One of the most important design lessons that we learned as a team is that children do not understand (or do not accept) the concept of a prototype.  While in our past projects we constantly relied on wireframing and low fidelity prototypes to elicit feedback from end users, working with children taught us to bring fairly polished game scenes and levels to playtests.  Even the smallest things would break the game play and shit the children’s attention from the task at hand.  For example, while playtesting MountainQuest 2.0, we did not have a chance to fully implement the algorithm which would allow troll non-player characters (NPCs) to follow and attack the player.  In the version that we brought to the playtest, the troll moved sideways in a somewhat jerky motion and walked through “physical” obstacles. Every playtest participant (five subjects) stopped the gameplay to comment on the NPCs movements.  When we told the participants that the version of the game that they were playing was a prototype and that they should continue to interact with the NPC according to game rules, ALL subjects spent between 3 and 7 minutes trying to get the NPC to walk through the mountain instead of following the playtest protocol.  We observed similar behavior with every playtest group and with every bug that they found in every version of the game.

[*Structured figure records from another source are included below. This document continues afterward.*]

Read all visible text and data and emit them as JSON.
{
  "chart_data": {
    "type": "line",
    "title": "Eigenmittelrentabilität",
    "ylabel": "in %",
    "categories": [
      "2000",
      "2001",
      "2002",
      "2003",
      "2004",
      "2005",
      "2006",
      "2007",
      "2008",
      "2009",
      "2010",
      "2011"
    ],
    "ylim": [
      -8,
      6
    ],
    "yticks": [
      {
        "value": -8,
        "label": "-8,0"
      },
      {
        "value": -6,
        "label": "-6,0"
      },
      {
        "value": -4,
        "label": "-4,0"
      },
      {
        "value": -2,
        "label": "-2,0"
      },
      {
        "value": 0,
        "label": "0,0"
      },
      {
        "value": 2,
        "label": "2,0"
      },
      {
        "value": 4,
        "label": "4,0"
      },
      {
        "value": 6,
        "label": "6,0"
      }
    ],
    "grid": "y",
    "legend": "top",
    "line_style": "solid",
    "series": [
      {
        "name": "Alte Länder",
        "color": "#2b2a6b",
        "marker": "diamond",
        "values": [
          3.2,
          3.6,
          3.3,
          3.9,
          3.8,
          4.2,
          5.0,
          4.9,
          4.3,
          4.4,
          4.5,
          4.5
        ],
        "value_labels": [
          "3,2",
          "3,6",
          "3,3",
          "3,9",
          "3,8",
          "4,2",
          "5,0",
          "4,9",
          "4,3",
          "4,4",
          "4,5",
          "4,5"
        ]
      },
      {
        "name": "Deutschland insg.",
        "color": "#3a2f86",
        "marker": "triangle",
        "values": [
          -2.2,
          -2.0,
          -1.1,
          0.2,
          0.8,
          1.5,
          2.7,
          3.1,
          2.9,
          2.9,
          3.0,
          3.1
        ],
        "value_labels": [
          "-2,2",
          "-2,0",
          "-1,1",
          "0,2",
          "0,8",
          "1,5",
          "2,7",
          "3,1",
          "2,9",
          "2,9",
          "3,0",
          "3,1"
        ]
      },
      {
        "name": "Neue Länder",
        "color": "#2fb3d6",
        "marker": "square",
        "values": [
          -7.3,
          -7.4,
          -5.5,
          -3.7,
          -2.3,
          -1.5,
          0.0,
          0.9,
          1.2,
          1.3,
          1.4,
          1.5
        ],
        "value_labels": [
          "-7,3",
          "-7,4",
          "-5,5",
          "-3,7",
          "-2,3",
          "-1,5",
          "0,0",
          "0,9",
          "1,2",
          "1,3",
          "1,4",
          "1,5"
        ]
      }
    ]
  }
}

The second lesson boils down to the fact that children are spoiled by the wide array of highly polished games that are available on Android, Apple stores, as well as on the Steam platform. Designing meaningful serious and / or transformational games that could potentially compete for children’s time is extremely difficult.  While we do not have a good insight into how to address this issue without a game studio-level budget, one possible approach is to work with schools and community centers to introduce these types of educational games as part of the school curriculum.


We would like to thank the University of Pittsburgh Pitt Seed Projects program for providing partial funding for this program.  We would also like to thank Dylan Fuhr, Max Edelstein, Jacob Buchinsky and Austin Frownfelter for developing the initial prototypes of the game, Karen Brown for providing design insights and writing music score for MountainQuest 2.0, Dr. Victoria Grieve for her constant help with game design tasks, and Dr. Ravi Patel for keeping us on track with the educational relevance of the game.  Last, but not least, we would like to thank Drs. Kayla Booth, Victoria Grieve, and Ravi Patel for being co-investigators on this project – without your help and support we would have never been able to obtain the funding and get the project to its current state!